Malka Begum, 40, unlaces her special shoe to show the leg missing below the knee. It made her the poster woman of the 1989 Bhagalpur riots, which left over 1,000 Muslims dead, but hasn’t got her a job or even a pension.
Malka lost her parents in Chanderi on the town’s outskirts. Sixteen people were sentenced to life on her testimony. She now lives inside the town, in a house built with compensation money and donations. “Some people have been sponsoring the education of my daughter and son in Delhi,” she says.
“Hindu rioters killed my parents and cut my leg, a Muslim soldier married me and deserted me,” she adds.
She says a cousin shares the house and supports her financially. She got compensation in instalments of Rs 2.20 lakh and Rs 7 lakh and divided the second lot among her five siblings.

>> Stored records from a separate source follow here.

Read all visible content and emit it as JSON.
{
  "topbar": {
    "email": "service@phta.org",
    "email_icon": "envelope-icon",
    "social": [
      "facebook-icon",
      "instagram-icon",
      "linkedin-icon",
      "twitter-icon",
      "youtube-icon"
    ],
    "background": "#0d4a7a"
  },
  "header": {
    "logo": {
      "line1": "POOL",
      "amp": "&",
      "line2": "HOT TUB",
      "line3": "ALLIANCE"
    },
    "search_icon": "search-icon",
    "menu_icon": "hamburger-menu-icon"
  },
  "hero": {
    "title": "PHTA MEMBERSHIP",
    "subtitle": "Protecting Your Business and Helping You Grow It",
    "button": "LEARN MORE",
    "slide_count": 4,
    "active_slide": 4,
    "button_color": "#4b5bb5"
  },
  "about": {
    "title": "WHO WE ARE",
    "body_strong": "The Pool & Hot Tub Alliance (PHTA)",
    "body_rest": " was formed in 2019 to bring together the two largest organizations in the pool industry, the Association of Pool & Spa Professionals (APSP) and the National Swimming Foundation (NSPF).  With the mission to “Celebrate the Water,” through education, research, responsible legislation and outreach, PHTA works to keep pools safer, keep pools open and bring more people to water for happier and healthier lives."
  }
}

She is upset at a clause that counts widows, widowers and parents, but not daughters, as dependants for a Rs 5,000 pension.
She pleaded with Chief Minister Nitish Kumar in 2007 and got a job as a casual worker; it started with Rs 71 per day and went up to Rs 101. Then she was retrenched in 2011 by the then DM. She made another request and says that when she followed it up, she found part of her letter eaten by rats.
She scoffs at the recommendation for a law to return properties to Muslims who had sold them. “First, they should look for real survivors and try to rehabilitate them.”